Because I was an actress, safety is my first priority at all times. I’ve seen many male instructors sit in a North Face jacket on a high chair while you crawl around on the floor. I’ve always felt very insecure and just shy, to be honest with you. I felt like an open wound.

You can’t fight without a stunt coordinator. Your actors will get hurt and it will look lame on camera. It’s the same with sex scenes. It’s very, very helpful to have someone who knows all the little tricks and makes everyone feel comfortable. Within the structure of a choreographed plan, the actors can let go and be completely free. Funnily enough, the days with intimacy scenes are often the clearest. There are still nerves, but everyone comes to set super prepared. I wanted those scenes to feel incredibly hot and steamy and fun, but I also wanted them to be real. Sexuality is stop-and-go. It’s never like a glamor scene from a 90s Hollywood movie. It just doesn’t work that way.

Reijn and Kidman on Baby girl set

Courtesy A24

You made a really good Gen Z movie with Body Body Body. But this is a generation that is increasingly opposed to seeing sex depicted on screen. What do you think of that trend?

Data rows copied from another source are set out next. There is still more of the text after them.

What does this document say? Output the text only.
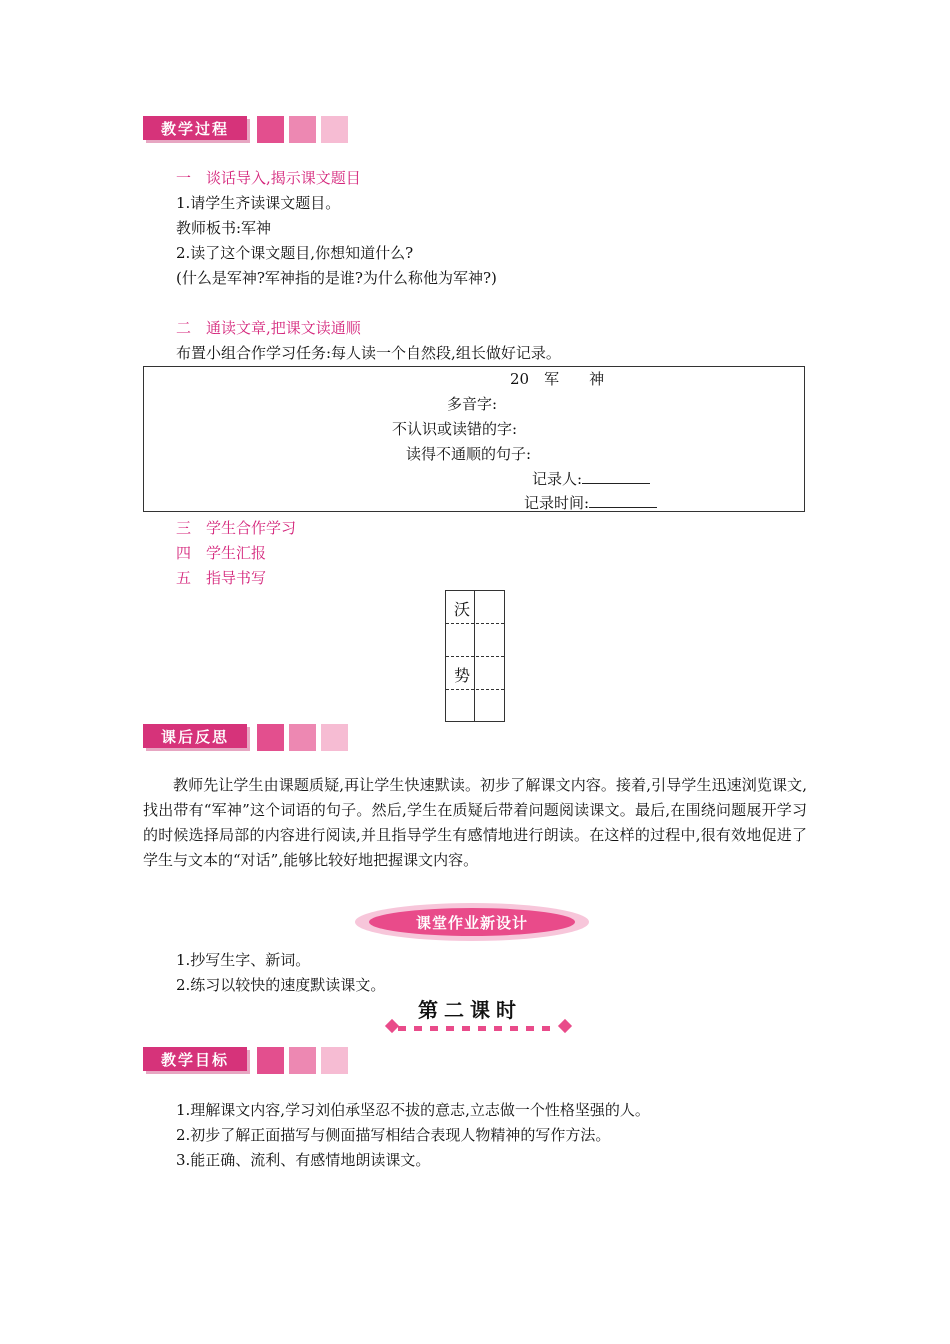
教学过程
一　谈话导入,揭示课文题目
1.请学生齐读课文题目。
教师板书:军神
2.读了这个课文题目,你想知道什么?
(什么是军神?军神指的是谁?为什么称他为军神?)
二　通读文章,把课文读通顺
布置小组合作学习任务:每人读一个自然段,组长做好记录。
20　军　　神
多音字:
不认识或读错的字:
读得不通顺的句子:
记录人:
记录时间:
三　学生合作学习
四　学生汇报
五　指导书写
沃
势
课后反思
教师先让学生由课题质疑,再让学生快速默读。初步了解课文内容。接着,引导学生迅速浏览课文,找出带有“军神”这个词语的句子。然后,学生在质疑后带着问题阅读课文。最后,在围绕问题展开学习的时候选择局部的内容进行阅读,并且指导学生有感情地进行朗读。在这样的过程中,很有效地促进了学生与文本的“对话”,能够比较好地把握课文内容。
课堂作业新设计
1.抄写生字、新词。
2.练习以较快的速度默读课文。
第二课时
教学目标
1.理解课文内容,学习刘伯承坚忍不拔的意志,立志做一个性格坚强的人。
2.初步了解正面描写与侧面描写相结合表现人物精神的写作方法。
3.能正确、流利、有感情地朗读课文。
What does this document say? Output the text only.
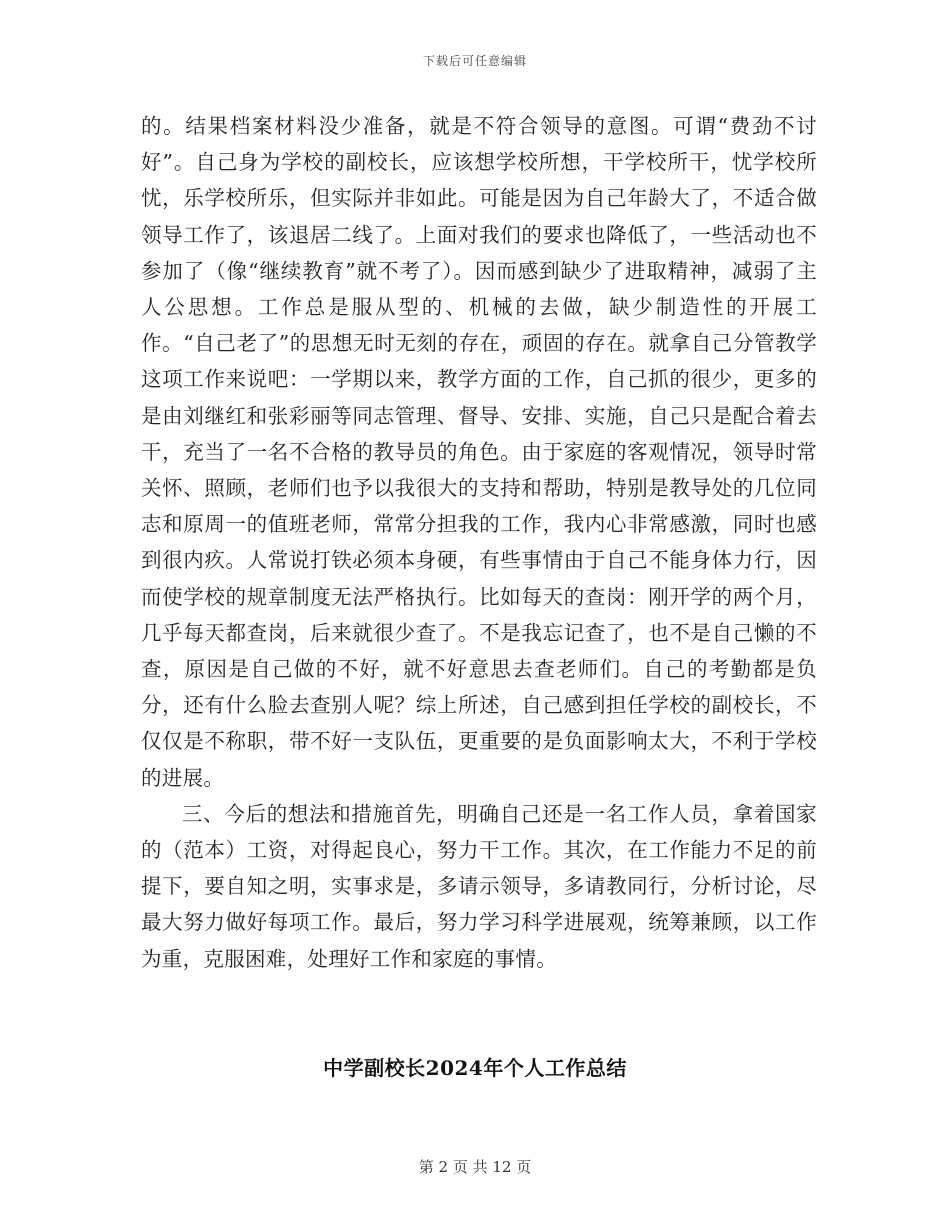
下载后可任意编辑

的。结果档案材料没少准备，就是不符合领导的意图。可谓“费劲不讨好”。自己身为学校的副校长，应该想学校所想，干学校所干，忧学校所忧，乐学校所乐，但实际并非如此。可能是因为自己年龄大了，不适合做领导工作了，该退居二线了。上面对我们的要求也降低了，一些活动也不参加了（像“继续教育”就不考了）。因而感到缺少了进取精神，减弱了主人公思想。工作总是服从型的、机械的去做，缺少制造性的开展工作。“自己老了”的思想无时无刻的存在，顽固的存在。就拿自己分管教学这项工作来说吧：一学期以来，教学方面的工作，自己抓的很少，更多的是由刘继红和张彩丽等同志管理、督导、安排、实施，自己只是配合着去干，充当了一名不合格的教导员的角色。由于家庭的客观情况，领导时常关怀、照顾，老师们也予以我很大的支持和帮助，特别是教导处的几位同志和原周一的值班老师，常常分担我的工作，我内心非常感激，同时也感到很内疚。人常说打铁必须本身硬，有些事情由于自己不能身体力行，因而使学校的规章制度无法严格执行。比如每天的查岗：刚开学的两个月，几乎每天都查岗，后来就很少查了。不是我忘记查了，也不是自己懒的不查，原因是自己做的不好，就不好意思去查老师们。自己的考勤都是负分，还有什么脸去查别人呢？综上所述，自己感到担任学校的副校长，不仅仅是不称职，带不好一支队伍，更重要的是负面影响太大，不利于学校的进展。

三、今后的想法和措施首先，明确自己还是一名工作人员，拿着国家的（范本）工资，对得起良心，努力干工作。其次，在工作能力不足的前提下，要自知之明，实事求是，多请示领导，多请教同行，分析讨论，尽最大努力做好每项工作。最后，努力学习科学进展观，统筹兼顾，以工作为重，克服困难，处理好工作和家庭的事情。

中学副校长2024年个人工作总结
第 2 页 共 12 页
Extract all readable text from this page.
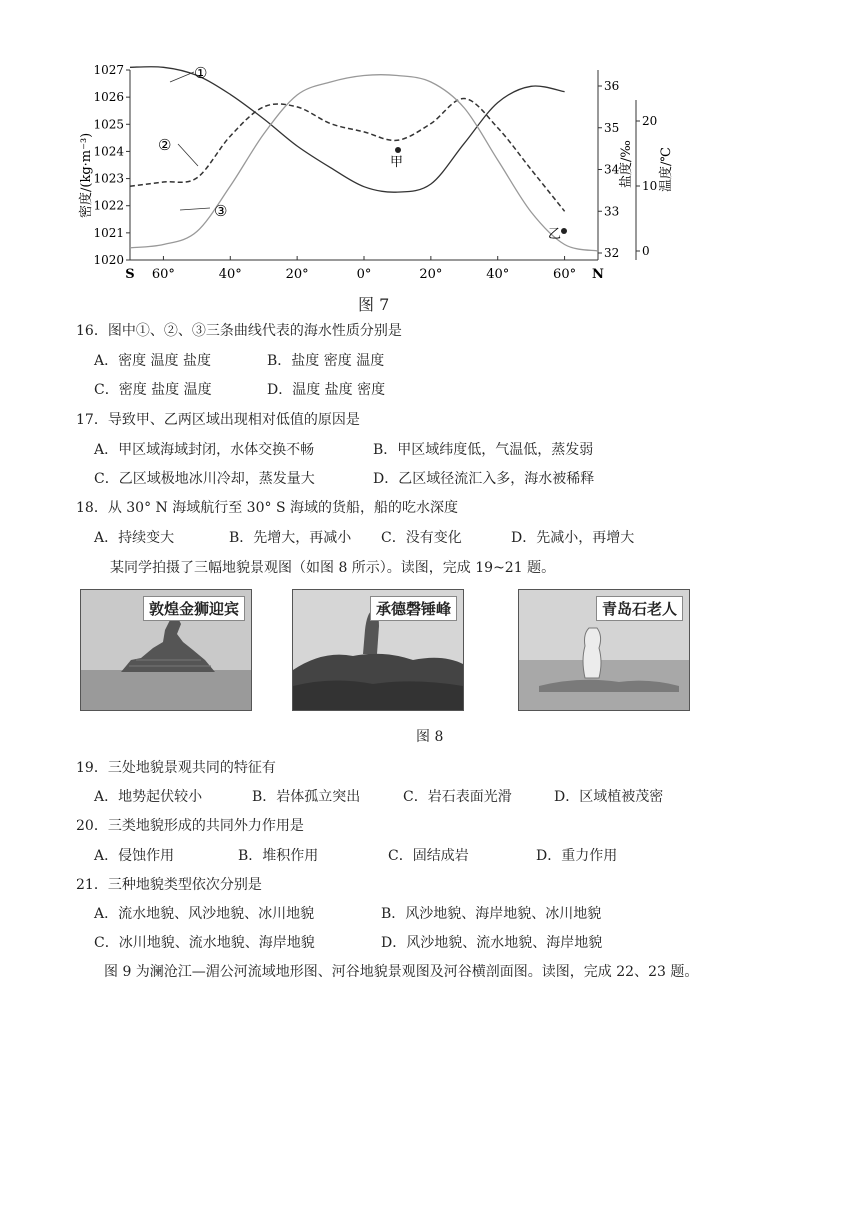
1027
1026
1025
1024
1023
1022
1021
1020
36
35
34
33
32
20
10
0
S 60°	40°	20°	0°	20°	40°	60° N
密度/(kg·m⁻³)	盐度/‰ 温度/℃
①
②
③
甲
乙
图 7
16．图中①、②、③三条曲线代表的海水性质分别是
A．密度 温度 盐度	B．盐度 密度 温度
C．密度 盐度 温度	D．温度 盐度 密度
17．导致甲、乙两区域出现相对低值的原因是
A．甲区域海域封闭，水体交换不畅	B．甲区域纬度低，气温低，蒸发弱
C．乙区域极地冰川冷却，蒸发量大	D．乙区域径流汇入多，海水被稀释
18．从 30° N 海域航行至 30° S 海域的货船，船的吃水深度
A．持续变大	B．先增大，再减小 C．没有变化	D．先减小，再增大
某同学拍摄了三幅地貌景观图（如图 8 所示）。读图，完成 19~21 题。
敦煌金狮迎宾	承德磬锤峰	青岛石老人
图 8
19．三处地貌景观共同的特征有
A．地势起伏较小	B．岩体孤立突出	C．岩石表面光滑	D．区域植被茂密
20．三类地貌形成的共同外力作用是
A．侵蚀作用	B．堆积作用	C．固结成岩	D．重力作用
21．三种地貌类型依次分别是
A．流水地貌、风沙地貌、冰川地貌	B．风沙地貌、海岸地貌、冰川地貌
C．冰川地貌、流水地貌、海岸地貌	D．风沙地貌、流水地貌、海岸地貌
图 9 为澜沧江—湄公河流域地形图、河谷地貌景观图及河谷横剖面图。读图，完成 22、23 题。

Since BodiesI have been obsessed with younger generations. I used to think of myself as a hardcore feminist, but when I met these young actors, I learned so much more about what it means to be equal, to have body positivity, sex positivity, kink positivity, all those things. But they all grew up with this device in hand, with access to every single thing. I totally understand this reaction of, “With a tap of my finger, I can see everything. Now I don’t want to see anything.”

I’m not afraid of what they say. I kind of agree with that. Sex is not about two bodies banging against each other. That is why Baby girl circles around it. There are only two quick glimpses of sex acts in my film. The rest – it can be shocking! I also find it shocking to stand in a corner or eat this candy out of my hand. But it’s about the story, the imagination.

However, it is important for young people to continue to shine a light on sexuality and all things primal. There is a danger in saying, “It’s gross. I don’t want to smell anything. I don’t want any bodily fluids.” We survive on human contact. The more we sit on our devices, the more depression, the more suicide. We have a task as a society to keep connecting with each other, physically and mentally.

Baby girl is in US theaters on Christmas Day.